En deux mots
C’est auréolé de gloire que Cha débarque en Espagne, de retour des Jeux paralympiques de Sydney. Le nageur a décroché cinq médailles d’or! Mais derrière cette fierté nationale sa cache un passé plus sombre. Dans ses jeunes années, il a été membre du « Groupe », une association de militants d’extrême gauche qui n’a pas hésité à avoir recours à la violence pour déstabiliser le pouvoir en place. Condamné à plusieurs décennies de prison, il sera libéré suite à une grève de la faim qui lui fera perdre l’usage de ses jambes.
Ma note
★★★★ (j’ai adoré)
Ma chronique
Le champion, le terroriste, l’ami
Il aura fallu plus de deux décennies à Ivan Butel pour écrire ce livre consacré au champion paralympique espagnol Sebastian Rodriguez. Appelé « Cha » dans le roman, ce nageur couvert de médailles a été membre d’un groupuscule d’extrême gauche et a été lourdement condamné avant de pouvoir bénéficier d’une remise de peine due à son handicap. Un parcours retracé par celui qui deviendra son ami au fil d’une enquête passionnante.

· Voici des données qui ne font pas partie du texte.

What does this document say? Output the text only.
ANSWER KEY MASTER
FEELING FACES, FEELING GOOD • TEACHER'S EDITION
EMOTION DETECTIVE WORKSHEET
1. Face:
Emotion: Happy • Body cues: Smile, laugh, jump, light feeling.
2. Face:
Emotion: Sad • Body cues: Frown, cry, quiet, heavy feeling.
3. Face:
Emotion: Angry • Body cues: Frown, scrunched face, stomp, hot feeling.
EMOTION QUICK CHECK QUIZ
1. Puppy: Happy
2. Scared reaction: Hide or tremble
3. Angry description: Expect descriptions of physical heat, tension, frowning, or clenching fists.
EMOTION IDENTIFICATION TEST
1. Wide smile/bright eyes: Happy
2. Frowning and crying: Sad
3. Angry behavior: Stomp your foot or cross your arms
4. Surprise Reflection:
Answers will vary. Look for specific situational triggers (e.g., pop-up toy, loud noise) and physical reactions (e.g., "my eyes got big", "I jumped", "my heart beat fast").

Qu’est ce qui peut pousser un auteur à suivre pendant plus de deux décennies un homme dont il ne savait rien avant de lire un portrait dans les colonnes de l’Équipe ? Ivan Butel répond en partie à cette question à la page 70 de son récit : « L’intérêt que je porte au passé de Cha n’est pas le fait d’une curiosité morbide, mais de son appartenance à une époque qui ma constitué. Et je ne redoute rien de plus que la disparition des témoins de cette époque, qui se sont tenus au bord de l’histoire, je veux recueillir leur récit.
Mais Cha ? Lui, c’est autre chose, il ne s’est pas uniquement tenu au bord, il a basculé. Il a agi. Il a d’abord été témoin, avant d’être happé par les événements qui se sont abattus sur lui, telle une vague puissante. »
Si le livre s’ouvre en l’an 2000 avec le retour en Espagne du quintuple médaillé d’or aux Jeux paralympiques de Sydney et la fête donnée en son honneur à Vigo, c’est bien son passé plus sombre qui pousse l’auteur à enquêter et à se rapprocher du champion.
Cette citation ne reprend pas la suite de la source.